One should think an incident like that would be more widely known.


I’ve looked at the wikipedia of coal oil, and apparently it was known since the second half of the 18’th century that it could produce oil that would burn.
Unfortunately it burned so dirty that it was only used outside, leaving the clean burning whale oil for indoors use.
It was only after 1850 that a clean burning variant was produced that could compete with whale oil. Only that was discovered and patented in Scotland.
So I think that if any of that oil was used, it would be Scottish coal oil.


Unless more real details can be given, I think that Lea Dew was just ********ting a story to you.

Actually the discover of Kerosene was a Canadian, and he did use it for street lighting as well as home lighting.

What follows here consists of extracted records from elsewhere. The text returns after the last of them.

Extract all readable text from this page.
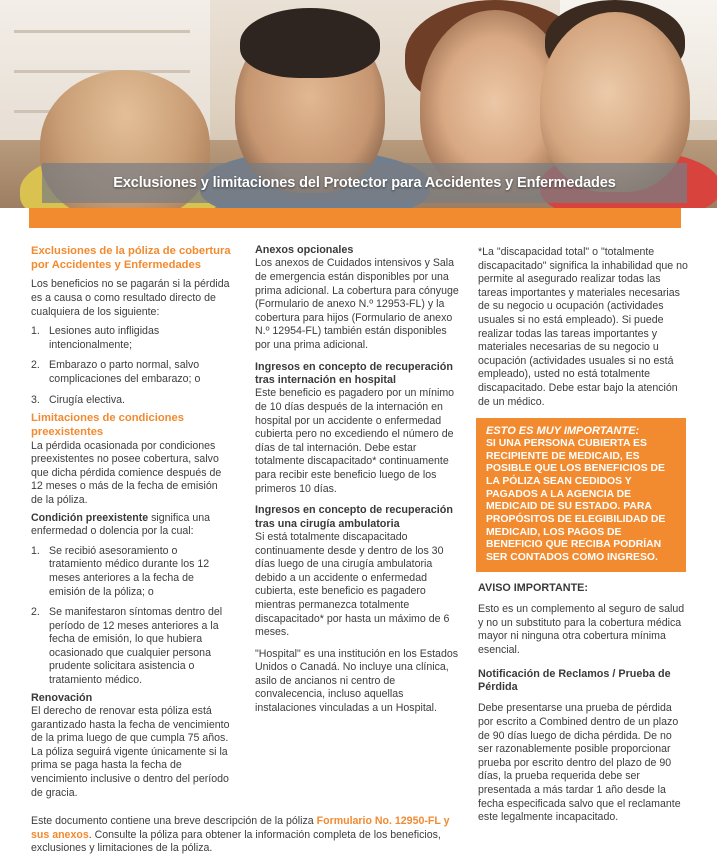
Exclusiones y limitaciones del Protector para Accidentes y Enfermedades
Exclusiones de la póliza de cobertura por Accidentes y Enfermedades

Los beneficios no se pagarán si la pérdida es a causa o como resultado directo de cualquiera de los siguiente:

1. Lesiones auto infligidas intencionalmente;
2. Embarazo o parto normal, salvo complicaciones del embarazo; o
3. Cirugía electiva.
Limitaciones de condiciones preexistentes

La pérdida ocasionada por condiciones preexistentes no posee cobertura, salvo que dicha pérdida comience después de 12 meses o más de la fecha de emisión de la póliza.

Condición preexistente significa una enfermedad o dolencia por la cual:

1. Se recibió asesoramiento o tratamiento médico durante los 12 meses anteriores a la fecha de emisión de la póliza; o
2. Se manifestaron síntomas dentro del período de 12 meses anteriores a la fecha de emisión, lo que hubiera ocasionado que cualquier persona prudente solicitara asistencia o tratamiento médico.
Renovación

El derecho de renovar esta póliza está garantizado hasta la fecha de vencimiento de la prima luego de que cumpla 75 años. La póliza seguirá vigente únicamente si la prima se paga hasta la fecha de vencimiento inclusive o dentro del período de gracia.

Anexos opcionales

Los anexos de Cuidados intensivos y Sala de emergencia están disponibles por una prima adicional. La cobertura para cónyuge (Formulario de anexo N.º 12953-FL) y la cobertura para hijos (Formulario de anexo N.º 12954-FL) también están disponibles por una prima adicional.

Ingresos en concepto de recuperación tras internación en hospital

Este beneficio es pagadero por un mínimo de 10 días después de la internación en hospital por un accidente o enfermedad cubierta pero no excediendo el número de días de tal internación. Debe estar totalmente discapacitado* continuamente para recibir este beneficio luego de los primeros 10 días.

Ingresos en concepto de recuperación tras una cirugía ambulatoria

Si está totalmente discapacitado continuamente desde y dentro de los 30 días luego de una cirugía ambulatoria debido a un accidente o enfermedad cubierta, este beneficio es pagadero mientras permanezca totalmente discapacitado* por hasta un máximo de 6 meses.

"Hospital" es una institución en los Estados Unidos o Canadá. No incluye una clínica, asilo de ancianos ni centro de convalecencia, incluso aquellas instalaciones vinculadas a un Hospital.

*La "discapacidad total" o "totalmente discapacitado" significa la inhabilidad que no permite al asegurado realizar todas las tareas importantes y materiales necesarias de su negocio u ocupación (actividades usuales si no está empleado). Si puede realizar todas las tareas importantes y materiales necesarias de su negocio u ocupación (actividades usuales si no está empleado), usted no está totalmente discapacitado. Debe estar bajo la atención de un médico.

ESTO ES MUY IMPORTANTE:
SI UNA PERSONA CUBIERTA ES RECIPIENTE DE MEDICAID, ES POSIBLE QUE LOS BENEFICIOS DE LA PÓLIZA SEAN CEDIDOS Y PAGADOS A LA AGENCIA DE MEDICAID DE SU ESTADO. PARA PROPÓSITOS DE ELEGIBILIDAD DE MEDICAID, LOS PAGOS DE BENEFICIO QUE RECIBA PODRÍAN SER CONTADOS COMO INGRESO.
AVISO IMPORTANTE:

Esto es un complemento al seguro de salud y no un substituto para la cobertura médica mayor ni ninguna otra cobertura mínima esencial.

Notificación de Reclamos / Prueba de Pérdida

Debe presentarse una prueba de pérdida por escrito a Combined dentro de un plazo de 90 días luego de dicha pérdida. De no ser razonablemente posible proporcionar prueba por escrito dentro del plazo de 90 días, la prueba requerida debe ser presentada a más tardar 1 año desde la fecha especificada salvo que el reclamante este legalmente incapacitado.

Este documento contiene una breve descripción de la póliza Formulario No. 12950-FL y sus anexos. Consulte la póliza para obtener la información completa de los beneficios, exclusiones y limitaciones de la póliza.
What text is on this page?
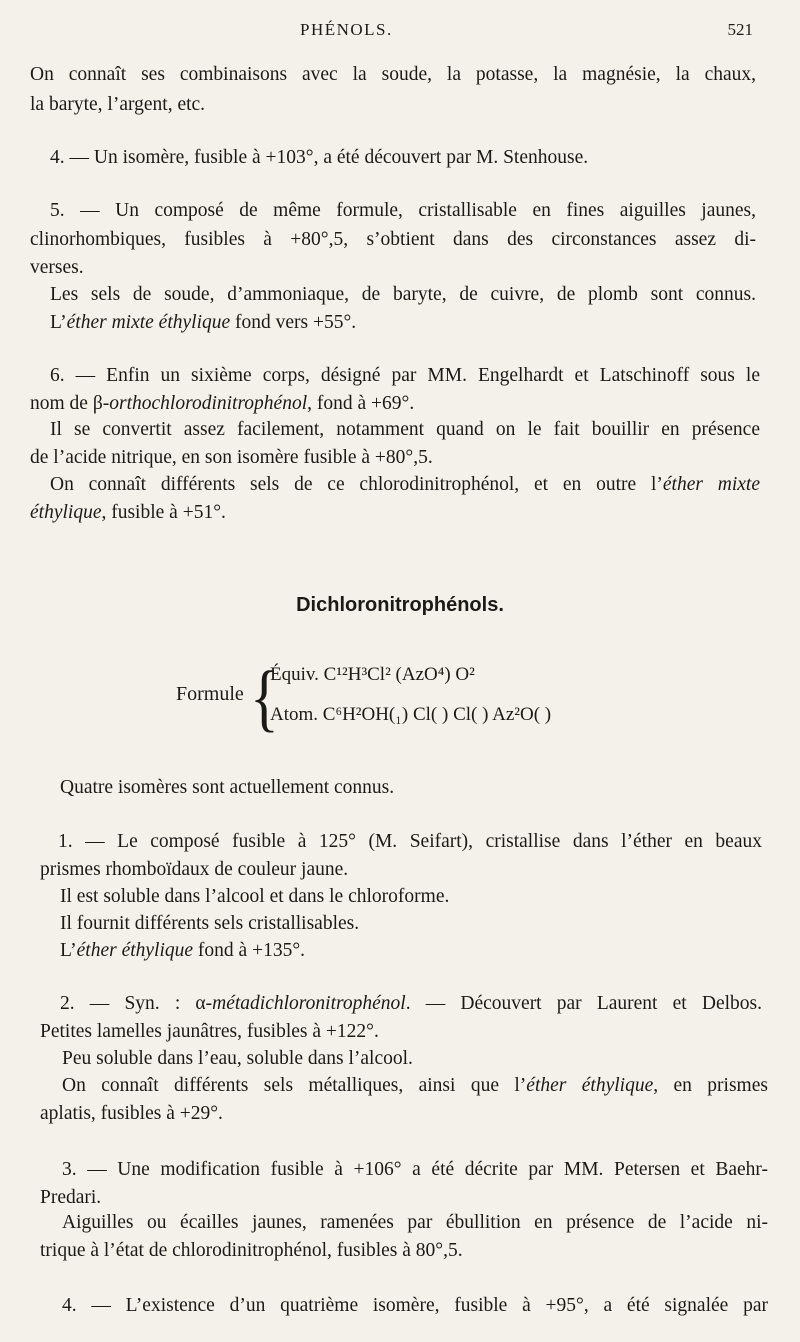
PHÉNOLS.	521
On connaît ses combinaisons avec la soude, la potasse, la magnésie, la chaux,
la baryte, l’argent, etc.
4. — Un isomère, fusible à +103°, a été découvert par M. Stenhouse.
5. — Un composé de même formule, cristallisable en fines aiguilles jaunes,
clinorhombiques, fusibles à +80°,5, s’obtient dans des circonstances assez di-
verses.
Les sels de soude, d’ammoniaque, de baryte, de cuivre, de plomb sont connus.
L’éther mixte éthylique fond vers +55°.
6. — Enfin un sixième corps, désigné par MM. Engelhardt et Latschinoff sous le
nom de β-orthochlorodinitrophénol, fond à +69°.
Il se convertit assez facilement, notamment quand on le fait bouillir en présence
de l’acide nitrique, en son isomère fusible à +80°,5.
On connaît différents sels de ce chlorodinitrophénol, et en outre l’éther mixte
éthylique, fusible à +51°.
Dichloronitrophénols.
Formule {
Équiv. C¹²H³Cl² (AzO⁴) O²
Atom. C⁶H²OH(₁) Cl( ) Cl( ) Az²O( )
Quatre isomères sont actuellement connus.
1. — Le composé fusible à 125° (M. Seifart), cristallise dans l’éther en beaux
prismes rhomboïdaux de couleur jaune.
Il est soluble dans l’alcool et dans le chloroforme.
Il fournit différents sels cristallisables.
L’éther éthylique fond à +135°.
2. — Syn. : α-métadichloronitrophénol. — Découvert par Laurent et Delbos.
Petites lamelles jaunâtres, fusibles à +122°.
Peu soluble dans l’eau, soluble dans l’alcool.
On connaît différents sels métalliques, ainsi que l’éther éthylique, en prismes
aplatis, fusibles à +29°.
3. — Une modification fusible à +106° a été décrite par MM. Petersen et Baehr-
Predari.
Aiguilles ou écailles jaunes, ramenées par ébullition en présence de l’acide ni-
trique à l’état de chlorodinitrophénol, fusibles à 80°,5.
4. — L’existence d’un quatrième isomère, fusible à +95°, a été signalée par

The Scottish oil was from bog coal not pure Cannel Coal, and only Cannel coal produced the clean oil.

You are correct most Coal didn't burn Clean Cannel Coal was the exception.
 
Britain was running out of coal during Victoria's reign? That's utter crap:


Source




The source you linked to claims the Prince of Wales (Edward VII) as an investor, not his mum. Though this is unlikely, as he was nine years old in 1850.





Victoria came to the throne in 1837. In 1833 she was 14 years old.


Either your memory is seriously inaccurate, or the late Lee A Dew was full of ****.

Sorry I ment to say they were running out of whale oil.